Surviving the ERC’s off-season. By Aleks Zawada
Welcome to the first in a new series of behind-the-scenes articles by FIA ERC Junior U27 Championship hopeful Aleks Zawada. First up his preparations for the year ahead.
“Rallying is, as we all know, a year-round sport – with some of the most exciting rallies taking place on snow and ice. However, in recent years we have moved away from this type of event in the ERC as the snow has been unreliable, making organising these rallies difficult. This is actually quite a relief for drivers like myself, as it gives us some time between seasons to prepare adequately. The question a lot of people might ask is what does it mean to prepare for the next season?
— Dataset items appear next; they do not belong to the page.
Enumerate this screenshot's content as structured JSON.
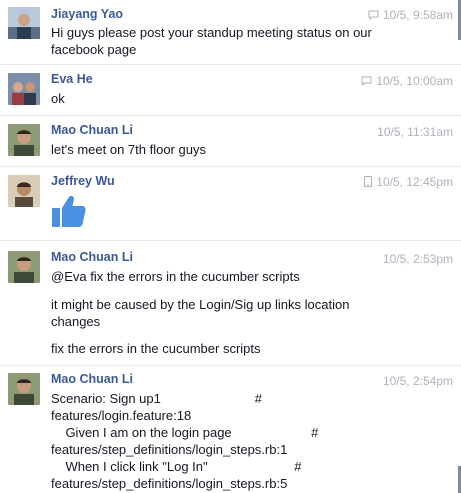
{
  "messages": [
    {
      "sender": "Jiayang Yao",
      "time": "10/5, 9:58am",
      "via": "chat-bubble-icon",
      "lines": [
        "Hi guys please post your standup meeting status on our",
        "facebook page"
      ]
    },
    {
      "sender": "Eva He",
      "time": "10/5, 10:00am",
      "via": "chat-bubble-icon",
      "lines": [
        "ok"
      ]
    },
    {
      "sender": "Mao Chuan Li",
      "time": "10/5, 11:31am",
      "lines": [
        "let's meet on 7th floor guys"
      ]
    },
    {
      "sender": "Jeffrey Wu",
      "time": "10/5, 12:45pm",
      "via": "mobile-phone-icon",
      "sticker": "thumbs-up-icon"
    },
    {
      "sender": "Mao Chuan Li",
      "time": "10/5, 2:53pm",
      "lines": [
        "@Eva fix the errors in the cucumber scripts",
        "it might be caused by the Login/Sig up links location",
        "changes",
        "fix the errors in the cucumber scripts"
      ]
    },
    {
      "sender": "Mao Chuan Li",
      "time": "10/5, 2:54pm",
      "lines": [
        "Scenario: Sign up1                          #",
        "features/login.feature:18",
        "    Given I am on the login page                      #",
        "features/step_definitions/login_steps.rb:1",
        "    When I click link \"Log In\"                        #",
        "features/step_definitions/login_steps.rb:5"
      ]
    }
  ],
  "colors": {
    "name": "#3b5998",
    "time": "#adb2bb",
    "like": "#4a90e2"
  }
}
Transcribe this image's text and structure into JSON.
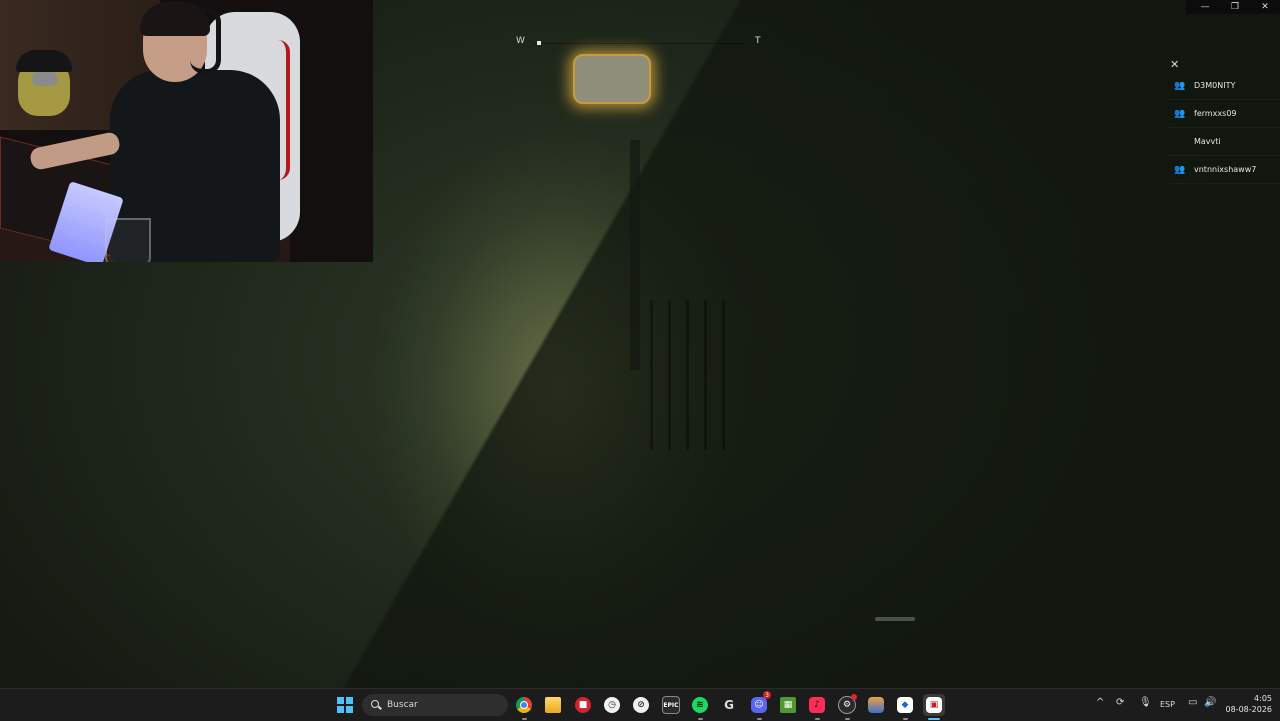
{
  "window": {
    "minimize_glyph": "—",
    "restore_glyph": "❐",
    "close_glyph": "✕"
  },
  "compass": {
    "left_label": "W",
    "right_label": "T"
  },
  "player_list": {
    "close_glyph": "✕",
    "players": [
      {
        "name": "D3M0NITY",
        "icon": "friends-icon",
        "icon_glyph": "👥"
      },
      {
        "name": "fermxxs09",
        "icon": "friends-icon",
        "icon_glyph": "👥"
      },
      {
        "name": "Mavvti",
        "icon": "",
        "icon_glyph": ""
      },
      {
        "name": "vntnnixshaww7",
        "icon": "friends-icon",
        "icon_glyph": "👥"
      }
    ]
  },
  "taskbar": {
    "search_placeholder": "Buscar",
    "apps": [
      {
        "name": "chrome-icon",
        "glyph": ""
      },
      {
        "name": "file-explorer-icon",
        "glyph": ""
      },
      {
        "name": "red-app-icon",
        "glyph": "■"
      },
      {
        "name": "clock-app-icon",
        "glyph": "◷"
      },
      {
        "name": "compass-app-icon",
        "glyph": "⊘"
      },
      {
        "name": "epic-games-icon",
        "glyph": "EPIC"
      },
      {
        "name": "spotify-icon",
        "glyph": "≋"
      },
      {
        "name": "g-app-icon",
        "glyph": "G"
      },
      {
        "name": "discord-icon",
        "glyph": "☺",
        "badge": "3"
      },
      {
        "name": "minecraft-icon",
        "glyph": "▦"
      },
      {
        "name": "tiktok-icon",
        "glyph": "♪"
      },
      {
        "name": "steam-icon",
        "glyph": "⚙"
      },
      {
        "name": "fortnite-icon",
        "glyph": ""
      },
      {
        "name": "roblox-icon",
        "glyph": "◆"
      },
      {
        "name": "roblox-studio-icon",
        "glyph": "▣"
      }
    ],
    "tray": {
      "chevron": "^",
      "sync": "⟳",
      "mic": "🎙",
      "language": "ESP",
      "display": "▭",
      "volume": "🔊",
      "time": "4:05",
      "date": "08-08-2026"
    }
  },
  "colors": {
    "taskbar_accent": "#4cc2ff",
    "lamp_glow": "#d6a83e"
  }
}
“This is quite a good question, as many people might not realise that this period is actually full of work, even though there are no rallies to compete in. In an ideal world, a driver would focus solely on preparing physically and mentally for his upcoming season. He (or she) would have their plan for the year complete and know exactly what their objectives are. They would know which series they will compete in, with which team and what car will hopefully take them to victory. This, unfortunately, is rarely the case.
“These are the questions that most drivers themselves are trying to answer during the off-season. Hopefully they will have prepared somewhat during the previous year, but this tends to be difficult while you are still actively competing. The crux of it all, as often tends to be the case, is money. Rallying is an extremely exciting, adrenalin-filled sport, which touches the souls of millions of people around the world – but it is also hugely expensive, and the limiting factor for most drivers is what support they can find.
“This is why my preparation for 2017 has looked less like a Rocky Balboa-style compilation of training in the gym, driving the rally car every day and setting my sights on the ERC crown, and more like the life of a salesman – I prepare presentations, phone marketing reps and attend meetings.
“A key part of the job is creating a package that interests potential partners or sponsors, as any money spent on sports marketing needs to be an investment for a company. Put simply, I need to help my partners generate profit. To do so means developing partnerships with every form of media, negotiating the attendance of trade fairs and events, and trying to instil the passion that I have for the sport into anyone and everyone I meet.
“So, when you next attend a rally or watch one on Eurosport, have a look at the companies that are advertising, and support your favourite drivers by doing so. I wish you all a very successful 2017 and, if you are anything like me, then you’ll be counting down the days to the Azores Airlines Rallye in March. See you there!”